From the guardian.co.uk, Monday 1 November 2010 16.04 GMT

The original issue of the Ugandan Rolling Stone naming 100 gay people and calling for gay people to be hanged. It printed a similar list today.

A Ugandan judge has ordered a Kampala newspaper to stop publishing photographs, names and addresses of gay people after a campaign group sought a legal injunction.

Rolling Stone published a list of people it said were homosexual for the second time today, saying it wanted to “help them live responsible lives”.

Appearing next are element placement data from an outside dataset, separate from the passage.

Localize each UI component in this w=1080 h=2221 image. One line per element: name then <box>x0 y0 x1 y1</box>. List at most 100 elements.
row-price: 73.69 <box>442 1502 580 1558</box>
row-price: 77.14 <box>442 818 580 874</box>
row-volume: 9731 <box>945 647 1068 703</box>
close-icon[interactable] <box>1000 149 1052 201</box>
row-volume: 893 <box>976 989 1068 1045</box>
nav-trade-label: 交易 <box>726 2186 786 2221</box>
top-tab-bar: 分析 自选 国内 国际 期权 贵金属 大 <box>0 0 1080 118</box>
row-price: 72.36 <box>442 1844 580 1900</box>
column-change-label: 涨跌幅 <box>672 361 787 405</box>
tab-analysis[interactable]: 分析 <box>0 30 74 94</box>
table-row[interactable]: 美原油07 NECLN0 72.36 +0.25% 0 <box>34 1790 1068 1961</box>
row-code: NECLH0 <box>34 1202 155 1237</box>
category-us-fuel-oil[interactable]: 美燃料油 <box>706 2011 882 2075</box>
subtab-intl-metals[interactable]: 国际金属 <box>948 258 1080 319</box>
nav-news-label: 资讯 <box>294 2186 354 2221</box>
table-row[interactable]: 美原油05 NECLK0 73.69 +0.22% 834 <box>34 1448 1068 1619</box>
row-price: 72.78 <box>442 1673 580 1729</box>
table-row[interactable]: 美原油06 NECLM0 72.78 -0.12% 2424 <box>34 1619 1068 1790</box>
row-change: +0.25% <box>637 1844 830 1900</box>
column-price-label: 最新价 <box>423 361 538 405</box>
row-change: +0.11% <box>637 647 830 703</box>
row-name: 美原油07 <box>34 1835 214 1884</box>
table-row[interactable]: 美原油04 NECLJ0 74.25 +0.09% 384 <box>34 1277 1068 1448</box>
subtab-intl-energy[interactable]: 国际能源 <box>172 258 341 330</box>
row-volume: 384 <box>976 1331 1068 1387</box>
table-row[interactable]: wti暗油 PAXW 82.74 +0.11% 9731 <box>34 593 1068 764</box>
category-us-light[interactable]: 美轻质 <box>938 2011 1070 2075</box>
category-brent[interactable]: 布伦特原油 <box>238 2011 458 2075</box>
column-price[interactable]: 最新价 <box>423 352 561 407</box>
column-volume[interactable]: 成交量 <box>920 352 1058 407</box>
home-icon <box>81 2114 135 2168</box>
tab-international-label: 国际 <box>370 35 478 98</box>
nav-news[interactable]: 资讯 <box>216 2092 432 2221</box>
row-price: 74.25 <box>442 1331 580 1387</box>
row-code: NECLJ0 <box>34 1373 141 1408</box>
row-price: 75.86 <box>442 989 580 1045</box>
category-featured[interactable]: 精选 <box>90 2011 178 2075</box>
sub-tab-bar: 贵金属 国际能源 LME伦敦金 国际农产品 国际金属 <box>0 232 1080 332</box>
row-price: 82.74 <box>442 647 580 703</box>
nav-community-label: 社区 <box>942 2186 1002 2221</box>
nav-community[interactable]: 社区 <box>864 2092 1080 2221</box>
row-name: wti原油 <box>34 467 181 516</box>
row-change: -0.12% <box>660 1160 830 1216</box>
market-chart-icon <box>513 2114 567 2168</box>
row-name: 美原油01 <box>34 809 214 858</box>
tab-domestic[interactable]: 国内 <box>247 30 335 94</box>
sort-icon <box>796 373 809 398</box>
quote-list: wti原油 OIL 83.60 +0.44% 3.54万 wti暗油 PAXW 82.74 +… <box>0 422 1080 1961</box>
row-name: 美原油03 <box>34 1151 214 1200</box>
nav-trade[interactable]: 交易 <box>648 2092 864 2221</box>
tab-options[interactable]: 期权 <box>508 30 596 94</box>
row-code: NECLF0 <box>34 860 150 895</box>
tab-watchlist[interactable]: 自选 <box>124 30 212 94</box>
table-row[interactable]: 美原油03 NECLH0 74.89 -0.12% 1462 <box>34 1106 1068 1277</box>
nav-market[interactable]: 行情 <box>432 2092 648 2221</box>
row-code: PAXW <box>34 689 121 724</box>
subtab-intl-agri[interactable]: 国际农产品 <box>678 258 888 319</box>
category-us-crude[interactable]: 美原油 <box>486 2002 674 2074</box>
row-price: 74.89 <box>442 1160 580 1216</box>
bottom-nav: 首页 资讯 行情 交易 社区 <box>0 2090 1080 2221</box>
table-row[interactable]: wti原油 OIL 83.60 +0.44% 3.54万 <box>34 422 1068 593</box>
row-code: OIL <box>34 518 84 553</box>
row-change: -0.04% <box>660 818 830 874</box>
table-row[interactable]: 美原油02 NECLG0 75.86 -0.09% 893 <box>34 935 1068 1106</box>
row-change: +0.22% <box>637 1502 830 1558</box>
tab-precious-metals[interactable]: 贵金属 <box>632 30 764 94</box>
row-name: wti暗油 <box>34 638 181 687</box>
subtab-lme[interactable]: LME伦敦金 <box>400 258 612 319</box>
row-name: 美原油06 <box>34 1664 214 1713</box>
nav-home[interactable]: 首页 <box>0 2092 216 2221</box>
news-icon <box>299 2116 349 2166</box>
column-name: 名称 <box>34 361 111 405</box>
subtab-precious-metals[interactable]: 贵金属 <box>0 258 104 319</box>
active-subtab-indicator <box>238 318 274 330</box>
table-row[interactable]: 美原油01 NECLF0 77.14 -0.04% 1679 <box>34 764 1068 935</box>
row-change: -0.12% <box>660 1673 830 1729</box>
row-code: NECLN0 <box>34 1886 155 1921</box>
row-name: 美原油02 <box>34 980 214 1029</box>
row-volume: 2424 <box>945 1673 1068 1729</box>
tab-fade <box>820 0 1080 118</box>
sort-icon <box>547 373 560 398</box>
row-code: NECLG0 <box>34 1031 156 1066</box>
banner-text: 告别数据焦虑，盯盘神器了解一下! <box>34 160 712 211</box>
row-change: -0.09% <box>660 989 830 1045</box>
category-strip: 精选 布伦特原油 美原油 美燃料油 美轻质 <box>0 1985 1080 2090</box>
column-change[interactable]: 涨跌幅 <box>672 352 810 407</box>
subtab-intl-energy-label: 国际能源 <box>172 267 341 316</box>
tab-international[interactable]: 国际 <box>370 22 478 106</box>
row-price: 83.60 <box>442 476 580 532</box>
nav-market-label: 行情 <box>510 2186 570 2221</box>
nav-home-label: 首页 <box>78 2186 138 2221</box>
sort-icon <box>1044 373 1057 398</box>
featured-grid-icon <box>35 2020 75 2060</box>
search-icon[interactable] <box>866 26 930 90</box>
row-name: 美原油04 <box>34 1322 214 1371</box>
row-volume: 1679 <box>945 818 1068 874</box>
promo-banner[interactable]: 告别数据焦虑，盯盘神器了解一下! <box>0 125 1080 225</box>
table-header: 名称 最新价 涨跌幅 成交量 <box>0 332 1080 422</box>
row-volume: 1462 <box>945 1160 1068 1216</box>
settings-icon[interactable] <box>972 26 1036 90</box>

Earlier this month Rolling Stone – not linked to the American magazine of the same name – published a front-page story listing what the paper said were Uganda’s 100 “top” homosexuals, and an inside story calling for gay people to be hanged. Rights activists said the story prompted attacks against at least four people.
Sexual Minorities Uganda asked the country’s highest court to issue an injunction against publishing the faces of gay people in future editions. “We now live in fear,” said Julian Onzeima, the group’s co-ordinator. “The Rolling Stone paper has led to people turning against us.”

Gay people in Uganda say they have faced a year of attacks and harassment since an MP introduced a bill in October 2009 that would impose the death penalty for some homosexual acts and life in prison for others. The bill has not come up for a vote.
The legislation was drawn up after a visit by leaders of American conservative Christian ministries including a “sexual reorientation coach”. The bill became political poison after international condemnation, and many Christian leaders have denounced it.